In the universe we live in, O’Rourke himself is a presidential candidate, deciding to run after being best known for a high-profile loss and six lukewarm years in Congress. Unfortunately for him, he stumbled ass backwards out of the gate and has spent the proceeding four months trying to recover from it. He’s even had his own mini-“reset.”
O’Rourke is now polling in the low single-digits, having been usurped by South Bend, IN, Mayor Pete Buttigieg as the top center-left white guy in the field. And on Wednesday night, O’Rourke was completely overwhelmed in his first real appearance on the national stage, finding himself dressed down by multiple candidates.
From his opening salvo in the debate, in which he managed to say very little in two different languages, O’Rourke looked deeply unprepared for the task ahead of him, and it didn’t get better from there. He was pantsed by New York City Mayor Bill de Blasio, of all people, for his support for keeping private insurance around, a position which O’Rourke shared with many others on the stage but which still drew attention to his spectacular flip-flop on Medicare for All.
Things reached a climax during the immigration portion of the debate, in which O’Rourke touted his plan for reform and was subsequently called out by fellow Texan Julián Castro for a glaring omission from the platform—the repeal of a law that criminalizes unlawful entry into the United States rather than treat it as a civil offense, like a parking ticket, as Castro would. Castro specifically pointed out parts of the U.S. code which already do what O’Rourke is staking his plan on, and then dropped the hammer by telling him he didn’t do his “homework” before coming to the debate.
By the end of the debate, near which O’Rourke gave a rambling anecdote about a painting as a reason for why Donald Trump should be impeached, he was the obvious loser of the night, even in a field which included Tim Ryan. It remains to be seen if Castro or de Blasio receive a bump in the polls after showing up O’Rourke, but O’Rourke getting embarrassed (and embarrassing himself) on a national stage could very well be the beginning of the end of his political career.

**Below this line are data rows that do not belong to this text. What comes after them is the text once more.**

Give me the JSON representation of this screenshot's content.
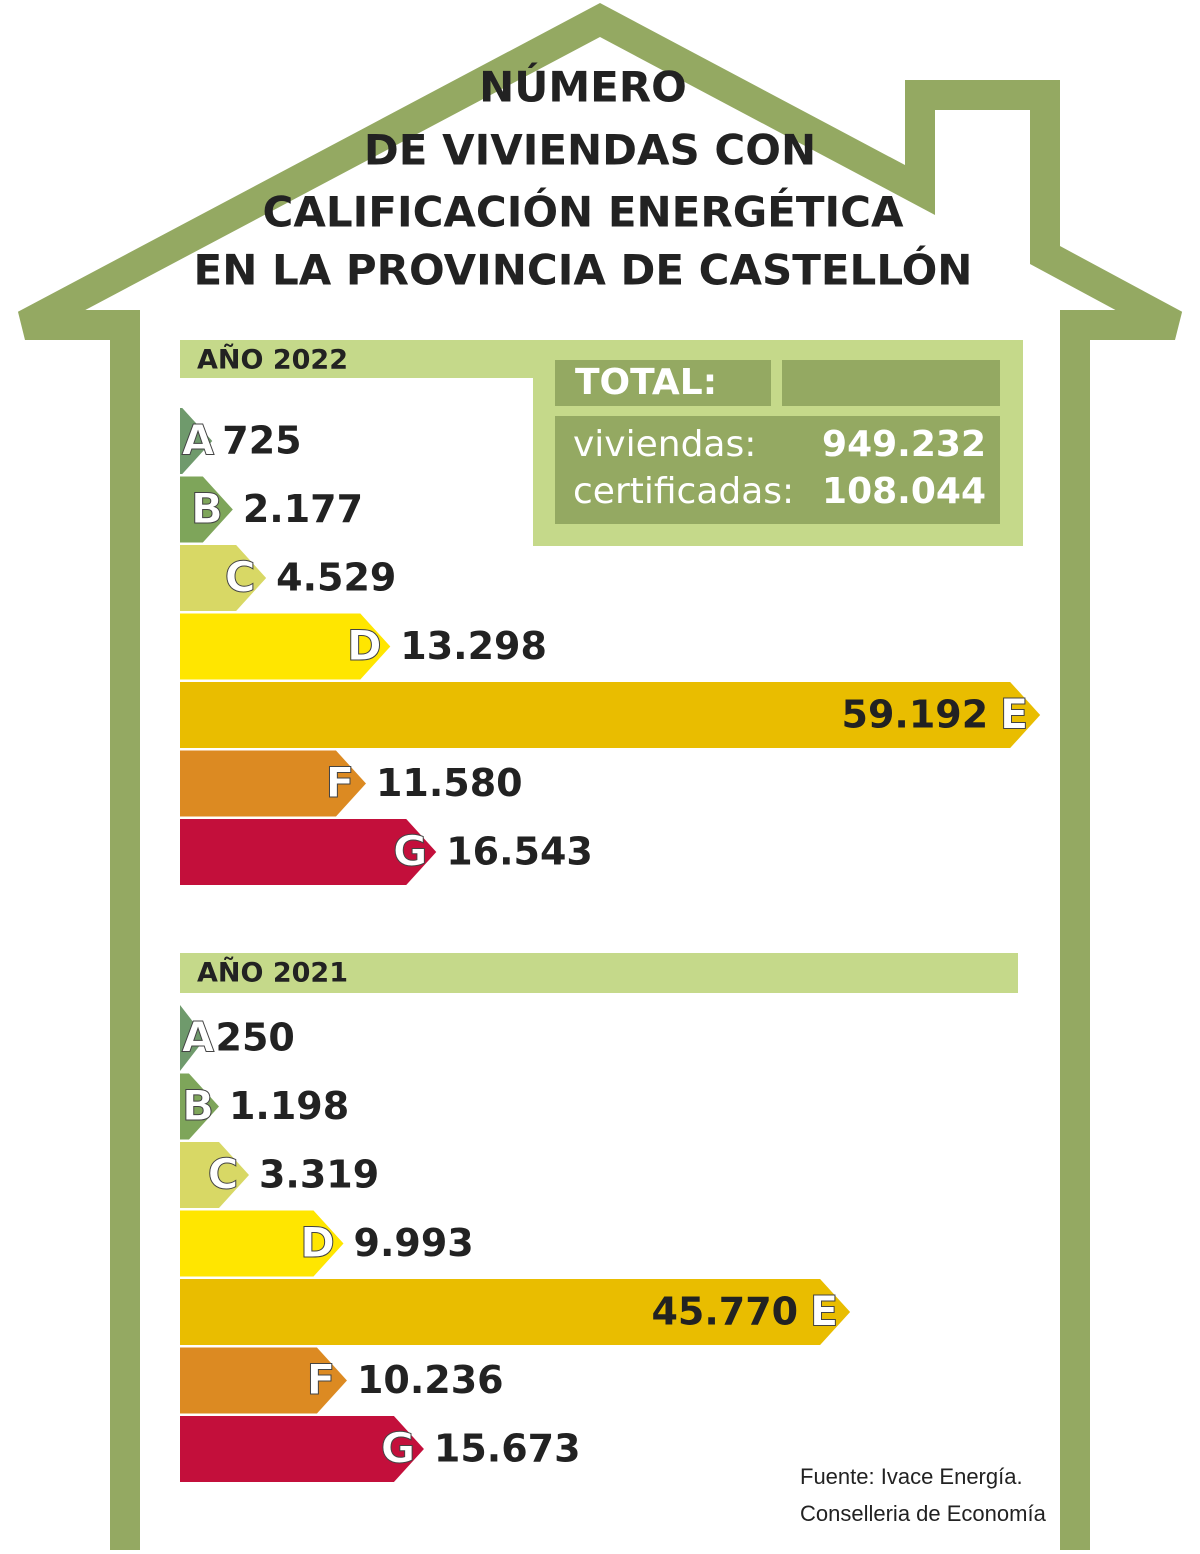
{
  "title": [
    "NÚMERO",
    "DE VIVIENDAS CON",
    "CALIFICACIÓN ENERGÉTICA",
    "EN LA PROVINCIA DE CASTELLÓN"
  ],
  "chart_data": [
    {
      "type": "bar",
      "title": "AÑO 2022",
      "categories": [
        "A",
        "B",
        "C",
        "D",
        "E",
        "F",
        "G"
      ],
      "values": [
        725,
        2177,
        4529,
        13298,
        59192,
        11580,
        16543
      ],
      "value_labels": [
        "725",
        "2.177",
        "4.529",
        "13.298",
        "59.192",
        "11.580",
        "16.543"
      ],
      "colors": [
        "#6f9a6c",
        "#7ea55a",
        "#d8d865",
        "#ffe600",
        "#e9bd00",
        "#dc8a22",
        "#c30f3b"
      ]
    },
    {
      "type": "bar",
      "title": "AÑO 2021",
      "categories": [
        "A",
        "B",
        "C",
        "D",
        "E",
        "F",
        "G"
      ],
      "values": [
        250,
        1198,
        3319,
        9993,
        45770,
        10236,
        15673
      ],
      "value_labels": [
        "250",
        "1.198",
        "3.319",
        "9.993",
        "45.770",
        "10.236",
        "15.673"
      ],
      "colors": [
        "#6f9a6c",
        "#7ea55a",
        "#d8d865",
        "#ffe600",
        "#e9bd00",
        "#dc8a22",
        "#c30f3b"
      ]
    }
  ],
  "summary": {
    "title": "TOTAL:",
    "rows": [
      [
        "viviendas:",
        "949.232"
      ],
      [
        "certificadas:",
        "108.044"
      ]
    ]
  },
  "source": [
    "Fuente: Ivace Energía.",
    "Conselleria de Economía"
  ]
}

Of course, O’Rourke himself didn’t think that:
I’ve argued in the past that O’Rourke should’ve just run for Senate a second time, but even if he dropped out of the presidential race and chose to do exactly that at this point, no one should be convinced he could come anywhere close to recapturing the magic of his last race.
Put simply, O’Rourke’s hubris got the best of him. The media helped do this, to be sure, with the obsessive coverage of his 2018 campaign and the aftermath in its search for the next Barack Obama. But Beto really thought he could make the Lincoln-esque leap from an unsuccessful Senate run to becoming president two years later. He really thought he could do this. He thought wrong.